The only logical solution here is that even though the pain is intense enough to measure on the richter scale, it is somehow blocked from making a permanent impression on the brain.  I don’t think it’s tied only to the birth or even to just the woman.  I believe it extends through the entire adjustment period and to both parents.

We’ve lost a lot of sleep.  My wife has lost more than I have (I’m legally bound to say that, or she’ll be all like “You don’t even know what it is to lose sleep!  You just get up and change the baby then go back to bed…”).  The sleep loss starts to have a sort of bipolar effect on you after a while.  You get tired enough, and you’ll swing between railing about the way the towels are folded, to uncontrollable giggling fits about silly words like ‘Hoboken’.  The longer the sleep deprivation goes on, the more severe the effects become.  Everything starts to get on your nerves, from how loud the kids are breathing to how the dog keeps eyeing your peanut butter sandwich.

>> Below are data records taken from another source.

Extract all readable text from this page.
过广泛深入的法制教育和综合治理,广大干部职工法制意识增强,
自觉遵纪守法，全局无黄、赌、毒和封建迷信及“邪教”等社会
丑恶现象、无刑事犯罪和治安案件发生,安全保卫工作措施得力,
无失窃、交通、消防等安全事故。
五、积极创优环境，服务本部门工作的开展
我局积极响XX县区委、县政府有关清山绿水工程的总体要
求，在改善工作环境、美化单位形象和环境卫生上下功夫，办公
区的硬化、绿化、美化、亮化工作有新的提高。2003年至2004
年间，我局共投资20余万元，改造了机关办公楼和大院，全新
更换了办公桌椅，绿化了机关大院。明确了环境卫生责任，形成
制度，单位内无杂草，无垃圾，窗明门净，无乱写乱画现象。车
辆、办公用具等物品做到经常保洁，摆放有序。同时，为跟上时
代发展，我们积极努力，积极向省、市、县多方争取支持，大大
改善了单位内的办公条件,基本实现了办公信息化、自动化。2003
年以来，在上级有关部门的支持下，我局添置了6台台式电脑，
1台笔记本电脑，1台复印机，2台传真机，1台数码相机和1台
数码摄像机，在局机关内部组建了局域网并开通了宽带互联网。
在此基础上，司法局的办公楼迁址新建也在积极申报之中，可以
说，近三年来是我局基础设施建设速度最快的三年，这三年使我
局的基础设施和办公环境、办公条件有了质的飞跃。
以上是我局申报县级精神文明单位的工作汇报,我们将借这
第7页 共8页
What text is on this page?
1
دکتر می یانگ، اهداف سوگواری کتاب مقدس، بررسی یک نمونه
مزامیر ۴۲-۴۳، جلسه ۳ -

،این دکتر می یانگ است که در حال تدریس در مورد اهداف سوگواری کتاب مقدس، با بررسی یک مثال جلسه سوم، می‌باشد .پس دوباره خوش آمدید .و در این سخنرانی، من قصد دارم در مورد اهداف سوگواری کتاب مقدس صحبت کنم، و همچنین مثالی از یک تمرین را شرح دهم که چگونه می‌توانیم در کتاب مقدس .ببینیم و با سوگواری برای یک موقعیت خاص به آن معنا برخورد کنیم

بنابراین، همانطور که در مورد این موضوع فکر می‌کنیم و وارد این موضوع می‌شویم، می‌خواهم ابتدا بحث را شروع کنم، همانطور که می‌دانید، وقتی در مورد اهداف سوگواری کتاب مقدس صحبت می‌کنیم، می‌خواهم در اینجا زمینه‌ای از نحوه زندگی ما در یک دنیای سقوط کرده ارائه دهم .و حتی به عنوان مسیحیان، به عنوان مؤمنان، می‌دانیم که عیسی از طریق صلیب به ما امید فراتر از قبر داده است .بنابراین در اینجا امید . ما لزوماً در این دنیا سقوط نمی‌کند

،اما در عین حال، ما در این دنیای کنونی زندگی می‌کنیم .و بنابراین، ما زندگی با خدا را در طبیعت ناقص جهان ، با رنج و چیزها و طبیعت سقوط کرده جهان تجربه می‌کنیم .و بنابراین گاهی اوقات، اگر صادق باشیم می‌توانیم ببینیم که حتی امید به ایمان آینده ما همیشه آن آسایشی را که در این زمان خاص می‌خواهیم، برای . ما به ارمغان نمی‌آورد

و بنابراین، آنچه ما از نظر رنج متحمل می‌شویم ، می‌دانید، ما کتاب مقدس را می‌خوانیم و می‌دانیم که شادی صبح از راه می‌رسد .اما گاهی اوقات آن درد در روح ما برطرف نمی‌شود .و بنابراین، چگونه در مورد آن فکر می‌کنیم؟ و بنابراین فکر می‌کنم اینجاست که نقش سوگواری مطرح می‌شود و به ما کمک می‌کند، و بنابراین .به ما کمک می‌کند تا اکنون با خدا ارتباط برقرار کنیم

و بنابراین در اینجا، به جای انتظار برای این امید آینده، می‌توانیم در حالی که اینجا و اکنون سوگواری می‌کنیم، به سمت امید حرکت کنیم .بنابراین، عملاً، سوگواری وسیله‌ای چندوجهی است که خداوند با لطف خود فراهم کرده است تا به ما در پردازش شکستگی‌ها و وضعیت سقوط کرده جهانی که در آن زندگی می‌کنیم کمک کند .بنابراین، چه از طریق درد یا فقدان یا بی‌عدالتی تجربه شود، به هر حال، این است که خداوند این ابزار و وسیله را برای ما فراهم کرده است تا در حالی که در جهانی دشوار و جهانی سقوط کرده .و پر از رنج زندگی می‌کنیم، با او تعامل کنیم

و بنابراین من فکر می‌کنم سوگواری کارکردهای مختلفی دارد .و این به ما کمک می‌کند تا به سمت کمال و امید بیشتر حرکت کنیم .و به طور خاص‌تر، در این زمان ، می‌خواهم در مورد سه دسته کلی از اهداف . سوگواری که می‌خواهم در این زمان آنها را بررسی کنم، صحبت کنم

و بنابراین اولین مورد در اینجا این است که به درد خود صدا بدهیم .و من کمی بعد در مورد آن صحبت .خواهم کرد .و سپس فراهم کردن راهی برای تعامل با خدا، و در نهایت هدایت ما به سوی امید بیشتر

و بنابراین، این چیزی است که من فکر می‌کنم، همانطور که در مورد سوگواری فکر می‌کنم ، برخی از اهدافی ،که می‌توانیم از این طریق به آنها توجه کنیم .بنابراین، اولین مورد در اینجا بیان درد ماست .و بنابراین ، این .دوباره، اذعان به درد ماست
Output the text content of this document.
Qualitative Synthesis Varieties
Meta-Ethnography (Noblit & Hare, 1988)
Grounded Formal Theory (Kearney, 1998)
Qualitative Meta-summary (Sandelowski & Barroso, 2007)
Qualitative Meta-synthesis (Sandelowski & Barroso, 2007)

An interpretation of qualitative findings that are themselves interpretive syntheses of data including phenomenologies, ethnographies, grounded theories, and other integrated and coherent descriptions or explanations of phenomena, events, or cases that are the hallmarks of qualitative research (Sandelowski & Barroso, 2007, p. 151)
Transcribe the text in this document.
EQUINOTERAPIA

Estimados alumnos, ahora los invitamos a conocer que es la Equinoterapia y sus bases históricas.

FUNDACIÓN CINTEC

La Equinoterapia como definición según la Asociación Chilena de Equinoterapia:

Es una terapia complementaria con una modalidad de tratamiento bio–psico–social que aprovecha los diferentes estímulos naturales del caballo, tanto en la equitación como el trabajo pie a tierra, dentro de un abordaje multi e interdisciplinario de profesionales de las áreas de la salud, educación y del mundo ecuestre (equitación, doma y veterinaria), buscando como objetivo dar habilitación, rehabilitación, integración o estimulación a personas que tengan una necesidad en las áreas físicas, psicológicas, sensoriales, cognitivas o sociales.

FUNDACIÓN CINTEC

Eventually, the child does sleep through the night, you get some good rest, and everyone starts to get adjusted to the new norm around the house.  Somehow, memories of those stressed and strained times just simply fade away.  You remember that it was rough, but none of the gory details about how rough it really was.

To be fair, there is an alternative to the whole “mind erasing” theory.  It would be that the rewards of a precious new little life so outweighs the struggles that they simply pale in comparison.  But that’s just silly.  A Divine Conspiracy is so much cooler to think about.